Войтек обнажил гросс-мессер, но его остановил Мариуш:
— Стой, друже! Гляди, какой у него кинжал. Это ж страж.
— Курва! — произнес Войтек, останавливая коня и убирая клинок обратно в широкие ножны.
— А тебе, братко, лучше больше не баловать, — смеясь, сказал Хальвец Радеку.
Радек лишь ругался, называя меня песьей паскудою, и не разговаривал со мной до самого вечера. Только в таверне, когда он убил пару бутылок сливовицы, его настроение пошло на поправку, и он, громко хохоча, бил меня рукой по спине и орал на весь зал:
— Снял с лошади Радека Хольгица! Такое редко кому удавалось! Ха!
За те дни, что мы путешествовали вместе, я хорошо смог узнать эту троицу. Они были шумными, часто ругались, спорили, а по вечерам всенепременно напивались и, если только им давали такой повод, тут же лезли в драку. Особенно Радек, которого тяжело было остановить.
Но, несмотря на все недостатки, мне нравились эти молодые чергийцы. В них бурлила настоящая жизнь, они ценили смелость, доблесть и жили ярко, с той силой беспечной молодости, что дарует ощущение бессмертия.
Ко мне хусары относились как к старшему товарищу, с тем странным уважением, что было у многих чергийцев к представителям Братства. В отличие от областей, находящихся по ту сторону Хрустальных гор, здесь стражей ценили.
На следующий день после того, как ушел Проповедник, мы свернули с центрального тракта, ведущего к Олясницам, на проселочную дорогу.
— Земля подсохла, так что сократим путь. Уже к вечеру выйдем к Хрно, а там до Морова часа четыре, — довольно сказал Владек и, заметив, что я хмурюсь, поинтересовался: — Что вам не нравится, господин страж?
— Вон та пуща. — Я указал на голый лес, стоявший в отдалении. — Стоит ли в нее лезть?
— Разбойников опасаетесь?
— Не вижу смысла искушать судьбу. Особенно с тем грузом, что у вас в фургоне.
Мариуш, споривший с Радеком по поводу того, кто первым из них прикончит сотого жиротинца, как они называли всех, кто поддерживал князя Млишека, прервался на половине ругательства и повернулся ко мне в седле.

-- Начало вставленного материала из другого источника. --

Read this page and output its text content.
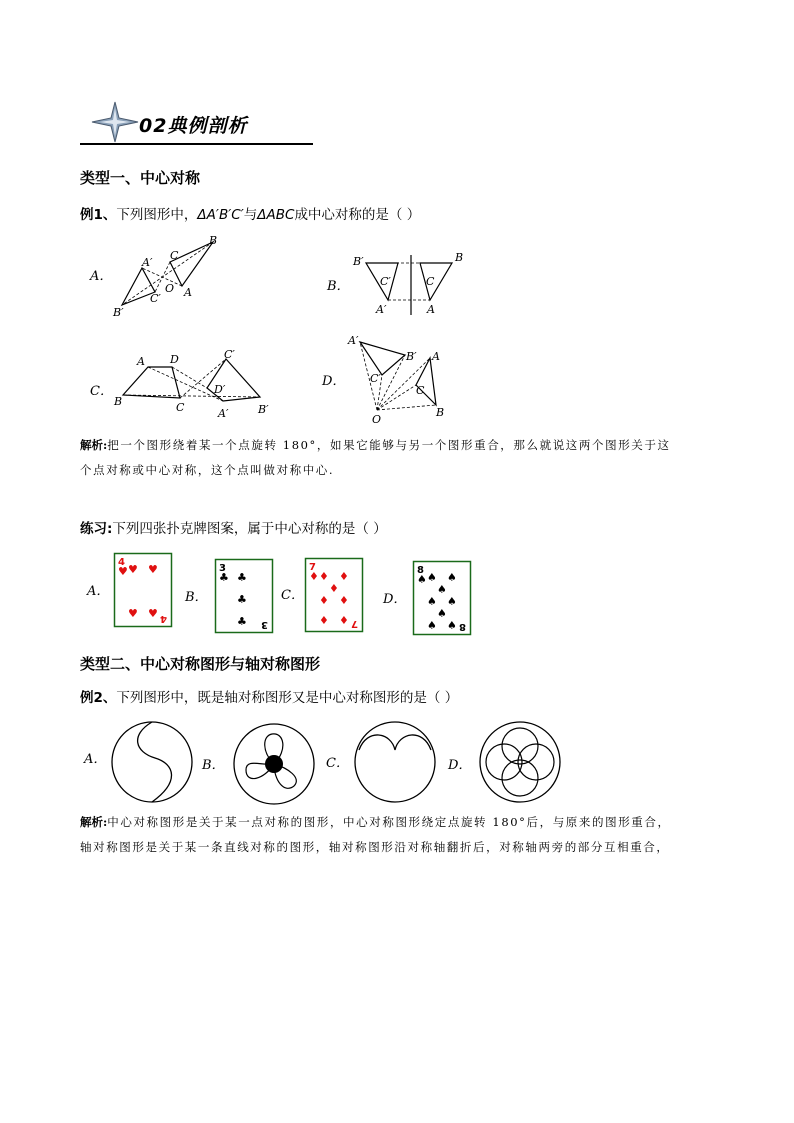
02典例剖析
类型一、中心对称
例1、下列图形中，ΔA′B′C′与ΔABC成中心对称的是（ ）
A．
B
C
A
A′
B′
C′
O	B．
B
B′
C′	C
A′	A
C．
A D
B	C
C′
D′
A′	B′
D．
A′
B′ A
C′
C
B
O
解析:把一个图形绕着某一个点旋转 180°，如果它能够与另一个图形重合，那么就说这两个图形关于这个点对称或中心对称，这个点叫做对称中心.
练习:下列四张扑克牌图案，属于中心对称的是（ ）
A．	B．	C．	D．
4
♥ ♥ ♥
♥ ♥ 4
3
♣ ♣
♣
♣ 3
7
♦ ♦ ♦
♦
♦ ♦
♦ ♦ 7
8
♠ ♠ ♠
♠
♠ ♠
♠
♠ ♠ 8
类型二、中心对称图形与轴对称图形
例2、下列图形中，既是轴对称图形又是中心对称图形的是（ ）
A．	B．	C．	D．
解析:中心对称图形是关于某一点对称的图形，中心对称图形绕定点旋转 180°后，与原来的图形重合，轴对称图形是关于某一条直线对称的图形，轴对称图形沿对称轴翻折后，对称轴两旁的部分互相重合，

— Грузом, господин ван Нормайенн? А что, по-вашему, мы такого везем, что это может заинтересовать воронье?
— Деньги.
Золотистые брови хусара полезли вверх, и он оглядел свое воинство суровым взглядом:
— Кто из вас, черти, проболтался?
Войтек отрицательно мотнул головой.
— И не я, клянусь распятием! — воскликнул Радек. — Ты, старый, что ли, сливовицы перебрал?
— Не говорил он, — защитил я возницу. — Много ума не надо, чтобы понять, что у вас там. Фургон крепкий, оси и дно усилены, да и лошади устают быстро. Едете вы от Кутгорта, а всем известно, что в этот замок князь Горловиц перевез свою казну. Как и то, что под Моровом целая армия, а наемники любят, чтобы им платили регулярно.
— Курва, — пробормотал Войтек.
— Сколько там у вас?
Мариуш посмотрел на меня внимательно, подвигал тяжелой челюстью и лишь после этого сказал:
— Много. Здесь жалованье солдатам за следующие четыре месяца.
— Значит, не меньше восьми тысяч грошей в мелкой золотой монете, — улыбнулся я, сделав быстрые подсчеты.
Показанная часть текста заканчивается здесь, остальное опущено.